ここは、十勝・大樹町にあるやまき牧場。八巻春美さんと昌子さんご夫妻が、40頭の肉牛を育てています。







やまき牧場の牛たちは、大樹のおいしい水を飲み、エサとたっぷりの牧草、そして毎日おやつにバナナを食べています。

なぜ、バナナ? 昌子さんが教えてくれました。

「酪農関係の雑誌で、バナナは自己免疫力を高める効果がある、子牛にいいよ、という記事を読んだり、ストレスを軽減すると聞いたことがきっかけです。健康な牛を育てたいという思いがあって、それで、信じてあげてみることにしました。2004年からずっと与えています」。
子牛の頃から毎日手で与えることで人に慣れ、また、1頭1頭見ていくので、体調に変化があったら早く気づくこともできるそうです。

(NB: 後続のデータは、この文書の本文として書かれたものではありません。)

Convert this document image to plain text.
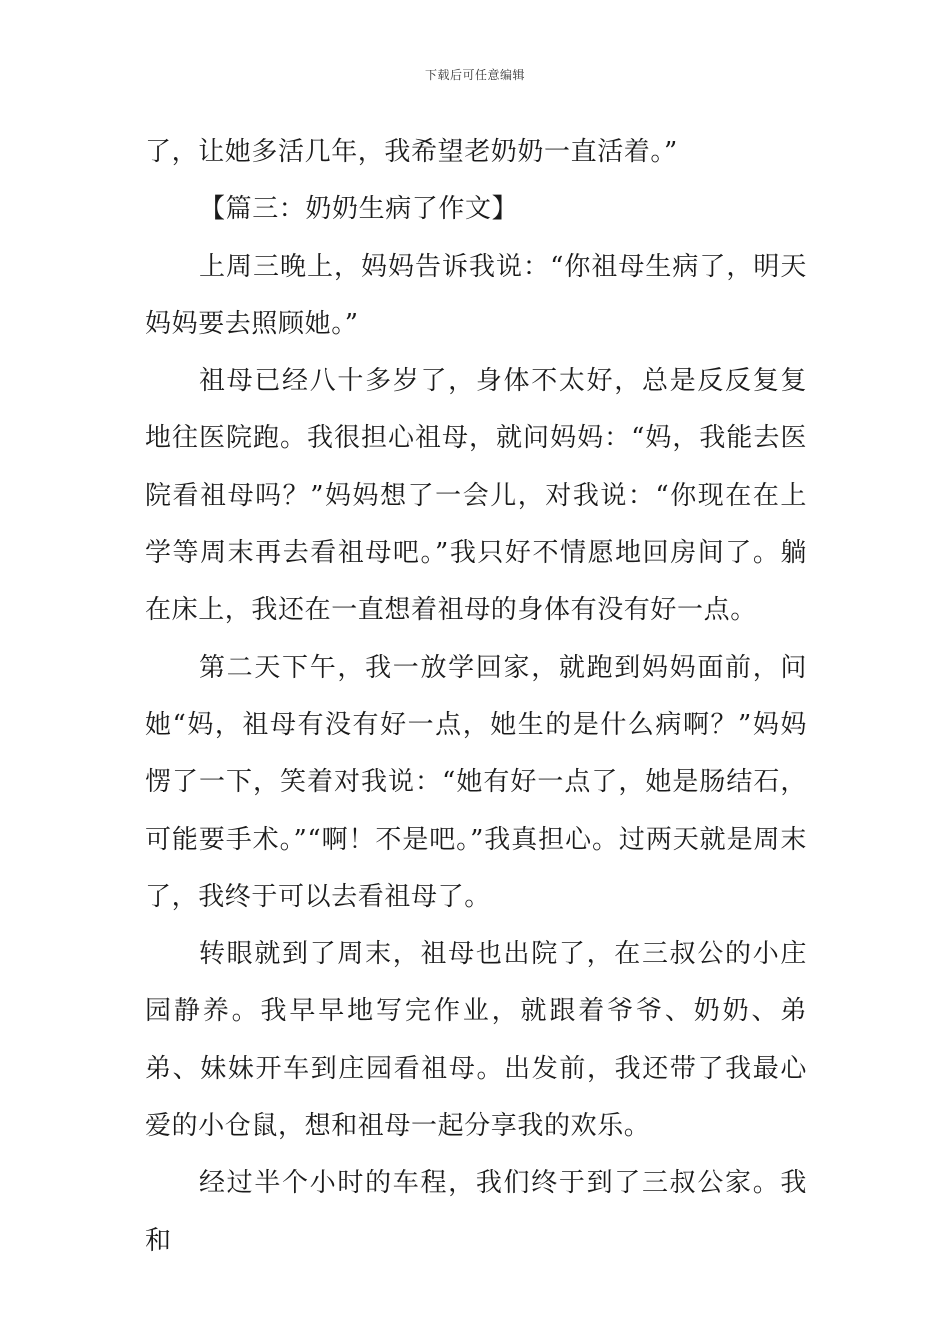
下载后可任意编辑

了，让她多活几年，我希望老奶奶一直活着。”

【篇三：奶奶生病了作文】

上周三晚上，妈妈告诉我说：“你祖母生病了，明天妈妈要去照顾她。”

祖母已经八十多岁了，身体不太好，总是反反复复地往医院跑。我很担心祖母，就问妈妈：“妈，我能去医院看祖母吗？”妈妈想了一会儿，对我说：“你现在在上学等周末再去看祖母吧。”我只好不情愿地回房间了。躺在床上，我还在一直想着祖母的身体有没有好一点。

第二天下午，我一放学回家，就跑到妈妈面前，问她“妈，祖母有没有好一点，她生的是什么病啊？”妈妈愣了一下，笑着对我说：“她有好一点了，她是肠结石，可能要手术。”“啊！不是吧。”我真担心。过两天就是周末了，我终于可以去看祖母了。

转眼就到了周末，祖母也出院了，在三叔公的小庄园静养。我早早地写完作业，就跟着爷爷、奶奶、弟弟、妹妹开车到庄园看祖母。出发前，我还带了我最心爱的小仓鼠，想和祖母一起分享我的欢乐。

经过半个小时的车程，我们终于到了三叔公家。我和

牧場では約2年間、牛を育てます。肥育期間は短いそうですが「健康なうちに製品に」と、やまき牧場では考えているのです。
牛の肉は「バナナ牛」と名付けられ、同じ十勝管内・清水町の工場で加工されて牧場に戻ってきます。製品は、ハンバーグ、ヒレ・ロースステーキ、焼肉やしゃぶしゃぶ用などいろいろ。いただきましたが、柔らかく、脂っこくなく、飽きずにたくさん食べられるおいしいお肉でした。おすすめです!








「肉になってもらった牛のためにも、たくさんの人に食べてもらいたいと思っています」と昌子さん。また、春美さんは「健康に丈夫に育てた牛を食べてもらって、おいしかったよ、と言ってもらえるのが一番うれしいこと。また頑張ろうって力がわきます」と話してくれました。





2013年夏、やまき牧場で食事ができるようになるそうです。「バナナ牛」は牧場で直売しているほか、地方発送にも対応してくれます。ぜひぜひ、食べてみてください!